Again I would refer you to the paper. I suppose "fairness" describes the result of an unbiased output.
Hi @typpo Thanks a lot for your responses!!!
Shoudnt be the threshold behaviour the opposite?
I have setup my threshold = 0.5 and when I run the eval I get that the two first colums has 0.99 and 0.98 Biased and both appears as PASS. shouldnt be a FAIL?
Same for the 3er column, It has a 0.37 and shows a FAIL, shouldnt be a PASS?
Another question:
Instead of running the eval passing the HF_API_TOKEN I would like to add the HF_API_TOKEN in the config file.
I have tryed following your instrucctions here #657 (comment) but it doesnt work.

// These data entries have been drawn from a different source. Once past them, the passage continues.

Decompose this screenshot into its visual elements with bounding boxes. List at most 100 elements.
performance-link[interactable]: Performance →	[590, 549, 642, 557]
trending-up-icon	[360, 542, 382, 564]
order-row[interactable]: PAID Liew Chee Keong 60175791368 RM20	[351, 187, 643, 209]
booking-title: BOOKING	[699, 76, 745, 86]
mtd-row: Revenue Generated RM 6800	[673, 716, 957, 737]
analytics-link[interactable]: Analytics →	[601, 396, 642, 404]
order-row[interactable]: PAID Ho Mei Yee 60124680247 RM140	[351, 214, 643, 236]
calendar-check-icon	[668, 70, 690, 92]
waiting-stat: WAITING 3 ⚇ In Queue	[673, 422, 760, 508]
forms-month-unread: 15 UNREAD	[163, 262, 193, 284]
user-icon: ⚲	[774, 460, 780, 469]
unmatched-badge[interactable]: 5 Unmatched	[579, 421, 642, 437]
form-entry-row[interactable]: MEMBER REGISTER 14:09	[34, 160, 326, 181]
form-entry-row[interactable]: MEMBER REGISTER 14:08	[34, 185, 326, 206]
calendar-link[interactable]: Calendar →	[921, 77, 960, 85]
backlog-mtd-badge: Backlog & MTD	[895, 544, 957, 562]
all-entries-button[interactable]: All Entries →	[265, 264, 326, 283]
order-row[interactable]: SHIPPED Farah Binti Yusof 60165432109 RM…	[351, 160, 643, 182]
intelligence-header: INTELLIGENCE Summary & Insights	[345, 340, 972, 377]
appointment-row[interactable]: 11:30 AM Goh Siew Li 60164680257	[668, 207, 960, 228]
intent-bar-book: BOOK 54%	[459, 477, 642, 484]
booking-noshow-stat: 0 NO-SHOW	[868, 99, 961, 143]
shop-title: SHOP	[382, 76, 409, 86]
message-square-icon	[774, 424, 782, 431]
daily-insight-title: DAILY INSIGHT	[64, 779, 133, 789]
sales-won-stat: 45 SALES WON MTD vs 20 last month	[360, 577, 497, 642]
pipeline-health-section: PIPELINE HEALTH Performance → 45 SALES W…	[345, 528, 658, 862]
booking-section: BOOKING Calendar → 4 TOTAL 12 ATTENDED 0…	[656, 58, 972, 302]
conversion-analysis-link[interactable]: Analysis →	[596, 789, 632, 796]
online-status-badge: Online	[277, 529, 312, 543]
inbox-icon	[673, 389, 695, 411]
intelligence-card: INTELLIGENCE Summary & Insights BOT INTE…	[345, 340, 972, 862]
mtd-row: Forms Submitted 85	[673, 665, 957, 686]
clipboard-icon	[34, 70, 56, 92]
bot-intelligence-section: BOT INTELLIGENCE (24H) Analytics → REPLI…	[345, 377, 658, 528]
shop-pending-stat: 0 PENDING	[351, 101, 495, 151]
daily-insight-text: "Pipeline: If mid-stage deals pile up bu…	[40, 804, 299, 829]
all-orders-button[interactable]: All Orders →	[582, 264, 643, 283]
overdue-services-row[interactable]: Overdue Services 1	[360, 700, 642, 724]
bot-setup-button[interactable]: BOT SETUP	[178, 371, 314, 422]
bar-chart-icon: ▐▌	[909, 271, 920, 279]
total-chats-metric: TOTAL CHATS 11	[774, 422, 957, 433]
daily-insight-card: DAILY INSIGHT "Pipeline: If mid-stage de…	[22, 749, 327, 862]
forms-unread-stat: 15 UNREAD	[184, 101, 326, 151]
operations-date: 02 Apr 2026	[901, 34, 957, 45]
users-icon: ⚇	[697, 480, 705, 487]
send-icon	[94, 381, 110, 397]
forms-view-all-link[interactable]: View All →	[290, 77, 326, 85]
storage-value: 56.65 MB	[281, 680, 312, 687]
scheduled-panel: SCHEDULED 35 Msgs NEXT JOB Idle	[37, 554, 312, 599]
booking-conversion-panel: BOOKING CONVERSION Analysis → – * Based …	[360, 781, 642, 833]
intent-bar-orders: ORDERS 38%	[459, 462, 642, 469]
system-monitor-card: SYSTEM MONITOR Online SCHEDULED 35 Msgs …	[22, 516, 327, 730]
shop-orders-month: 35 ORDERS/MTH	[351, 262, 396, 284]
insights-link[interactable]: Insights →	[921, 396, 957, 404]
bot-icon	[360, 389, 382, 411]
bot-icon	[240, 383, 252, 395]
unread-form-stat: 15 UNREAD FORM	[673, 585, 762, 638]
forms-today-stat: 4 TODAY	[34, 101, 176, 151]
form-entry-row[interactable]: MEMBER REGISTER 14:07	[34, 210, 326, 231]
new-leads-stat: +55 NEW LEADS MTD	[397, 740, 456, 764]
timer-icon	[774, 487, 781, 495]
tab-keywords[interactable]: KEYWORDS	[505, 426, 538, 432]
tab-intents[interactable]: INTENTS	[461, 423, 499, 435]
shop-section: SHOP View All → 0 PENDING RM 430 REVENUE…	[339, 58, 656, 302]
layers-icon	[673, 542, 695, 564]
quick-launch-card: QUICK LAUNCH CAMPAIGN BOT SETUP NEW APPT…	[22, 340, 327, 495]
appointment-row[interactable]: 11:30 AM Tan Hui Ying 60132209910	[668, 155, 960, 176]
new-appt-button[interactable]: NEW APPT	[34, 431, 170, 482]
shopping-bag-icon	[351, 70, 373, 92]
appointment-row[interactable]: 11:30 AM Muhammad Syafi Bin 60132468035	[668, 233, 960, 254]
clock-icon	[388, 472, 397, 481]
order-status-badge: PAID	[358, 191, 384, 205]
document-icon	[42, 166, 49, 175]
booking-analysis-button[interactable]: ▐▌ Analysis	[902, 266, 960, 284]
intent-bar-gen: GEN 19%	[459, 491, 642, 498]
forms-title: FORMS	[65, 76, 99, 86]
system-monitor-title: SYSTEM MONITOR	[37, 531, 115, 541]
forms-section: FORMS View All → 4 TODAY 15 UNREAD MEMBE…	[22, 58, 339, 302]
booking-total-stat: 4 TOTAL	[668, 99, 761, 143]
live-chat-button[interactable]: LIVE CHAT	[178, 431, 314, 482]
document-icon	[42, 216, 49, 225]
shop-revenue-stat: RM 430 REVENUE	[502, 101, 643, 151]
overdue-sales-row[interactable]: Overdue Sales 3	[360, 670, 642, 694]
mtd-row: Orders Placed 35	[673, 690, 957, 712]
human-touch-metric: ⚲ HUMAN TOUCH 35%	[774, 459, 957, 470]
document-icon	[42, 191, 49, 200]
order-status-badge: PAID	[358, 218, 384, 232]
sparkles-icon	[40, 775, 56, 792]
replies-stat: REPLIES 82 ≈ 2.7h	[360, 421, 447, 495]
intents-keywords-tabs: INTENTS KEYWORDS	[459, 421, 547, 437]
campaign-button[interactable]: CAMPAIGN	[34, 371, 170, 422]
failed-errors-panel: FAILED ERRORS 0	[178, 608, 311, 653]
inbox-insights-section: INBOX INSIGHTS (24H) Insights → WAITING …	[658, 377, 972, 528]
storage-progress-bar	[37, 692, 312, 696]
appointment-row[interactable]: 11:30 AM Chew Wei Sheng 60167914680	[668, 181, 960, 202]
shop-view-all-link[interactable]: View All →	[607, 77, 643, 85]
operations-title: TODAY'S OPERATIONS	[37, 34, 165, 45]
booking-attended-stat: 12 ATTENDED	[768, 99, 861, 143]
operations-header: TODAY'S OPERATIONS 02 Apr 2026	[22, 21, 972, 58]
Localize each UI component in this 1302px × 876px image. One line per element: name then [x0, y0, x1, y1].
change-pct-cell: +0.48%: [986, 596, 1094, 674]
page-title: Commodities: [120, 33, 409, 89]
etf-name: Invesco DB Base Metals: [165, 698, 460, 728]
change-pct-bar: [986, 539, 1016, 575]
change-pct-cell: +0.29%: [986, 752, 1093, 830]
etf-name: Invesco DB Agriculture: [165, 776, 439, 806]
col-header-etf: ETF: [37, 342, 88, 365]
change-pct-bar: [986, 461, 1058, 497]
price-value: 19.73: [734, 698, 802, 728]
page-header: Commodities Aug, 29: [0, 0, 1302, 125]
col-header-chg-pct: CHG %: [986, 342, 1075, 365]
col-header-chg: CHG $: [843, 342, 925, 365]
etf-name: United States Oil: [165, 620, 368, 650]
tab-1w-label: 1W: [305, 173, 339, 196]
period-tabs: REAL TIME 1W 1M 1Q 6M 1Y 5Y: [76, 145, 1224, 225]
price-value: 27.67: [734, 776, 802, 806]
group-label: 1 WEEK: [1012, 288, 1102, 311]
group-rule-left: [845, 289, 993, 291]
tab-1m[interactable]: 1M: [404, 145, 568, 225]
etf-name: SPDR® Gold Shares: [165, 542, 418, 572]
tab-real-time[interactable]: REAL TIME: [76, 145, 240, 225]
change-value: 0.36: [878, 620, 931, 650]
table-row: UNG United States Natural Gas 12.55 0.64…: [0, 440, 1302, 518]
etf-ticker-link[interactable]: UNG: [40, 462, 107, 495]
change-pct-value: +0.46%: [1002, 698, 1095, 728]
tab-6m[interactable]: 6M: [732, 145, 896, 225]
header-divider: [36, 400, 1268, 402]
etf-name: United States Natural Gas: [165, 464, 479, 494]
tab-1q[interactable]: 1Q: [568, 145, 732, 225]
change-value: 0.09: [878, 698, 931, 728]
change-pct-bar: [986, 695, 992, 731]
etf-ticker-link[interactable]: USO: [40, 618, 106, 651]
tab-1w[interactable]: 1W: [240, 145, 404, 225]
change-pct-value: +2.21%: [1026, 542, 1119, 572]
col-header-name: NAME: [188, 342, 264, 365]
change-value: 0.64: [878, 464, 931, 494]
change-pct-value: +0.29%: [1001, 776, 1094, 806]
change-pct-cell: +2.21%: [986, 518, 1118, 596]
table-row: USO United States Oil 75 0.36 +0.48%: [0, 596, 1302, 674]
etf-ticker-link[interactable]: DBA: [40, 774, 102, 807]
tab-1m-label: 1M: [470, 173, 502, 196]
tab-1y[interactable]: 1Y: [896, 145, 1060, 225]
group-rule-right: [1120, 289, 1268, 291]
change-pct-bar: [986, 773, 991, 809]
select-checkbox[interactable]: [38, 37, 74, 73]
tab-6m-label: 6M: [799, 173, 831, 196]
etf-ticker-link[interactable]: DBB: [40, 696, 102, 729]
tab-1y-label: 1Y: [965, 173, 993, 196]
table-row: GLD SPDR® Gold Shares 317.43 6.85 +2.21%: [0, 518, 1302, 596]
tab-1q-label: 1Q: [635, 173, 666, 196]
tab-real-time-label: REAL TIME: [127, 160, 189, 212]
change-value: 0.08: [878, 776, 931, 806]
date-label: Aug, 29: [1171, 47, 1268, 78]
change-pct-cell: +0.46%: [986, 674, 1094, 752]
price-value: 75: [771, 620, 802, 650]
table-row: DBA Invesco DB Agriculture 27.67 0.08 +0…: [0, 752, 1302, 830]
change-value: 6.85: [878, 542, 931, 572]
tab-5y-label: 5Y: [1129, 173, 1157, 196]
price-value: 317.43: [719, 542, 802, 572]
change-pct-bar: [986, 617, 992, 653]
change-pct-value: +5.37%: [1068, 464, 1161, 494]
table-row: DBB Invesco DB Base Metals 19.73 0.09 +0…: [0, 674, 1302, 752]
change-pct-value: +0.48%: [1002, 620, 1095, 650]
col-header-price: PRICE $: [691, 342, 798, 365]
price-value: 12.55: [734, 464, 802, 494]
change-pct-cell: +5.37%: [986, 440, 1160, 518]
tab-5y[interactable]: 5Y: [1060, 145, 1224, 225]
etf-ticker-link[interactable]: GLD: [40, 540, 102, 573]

It works ruinning the eval in this way:
HF_API_TOKEN=hf_YYYYYYYYYYYYYY promptfoo eval
Hi @typpo Any update on above two queries? thanks a lot for all your help!!
please review and answer remining queries. it would be great to be able to have the hf key in config and understand the bias ourput score.
best regards!!
- If you want to invert the threshold behavior, change the assertion type to
not-classifier
instead ofclassifier
- The API token issue should be fixed with #809
Thanks for flagging!
- The API token issue should be fixed with fix: huggingface api key handling #809
Thanks for flagging!
Hi @typpo still not able to successfully run promptfooconfig.yaml with the API token. Could you please provide an example? or should be fixed with next version (i have 0.59.1)?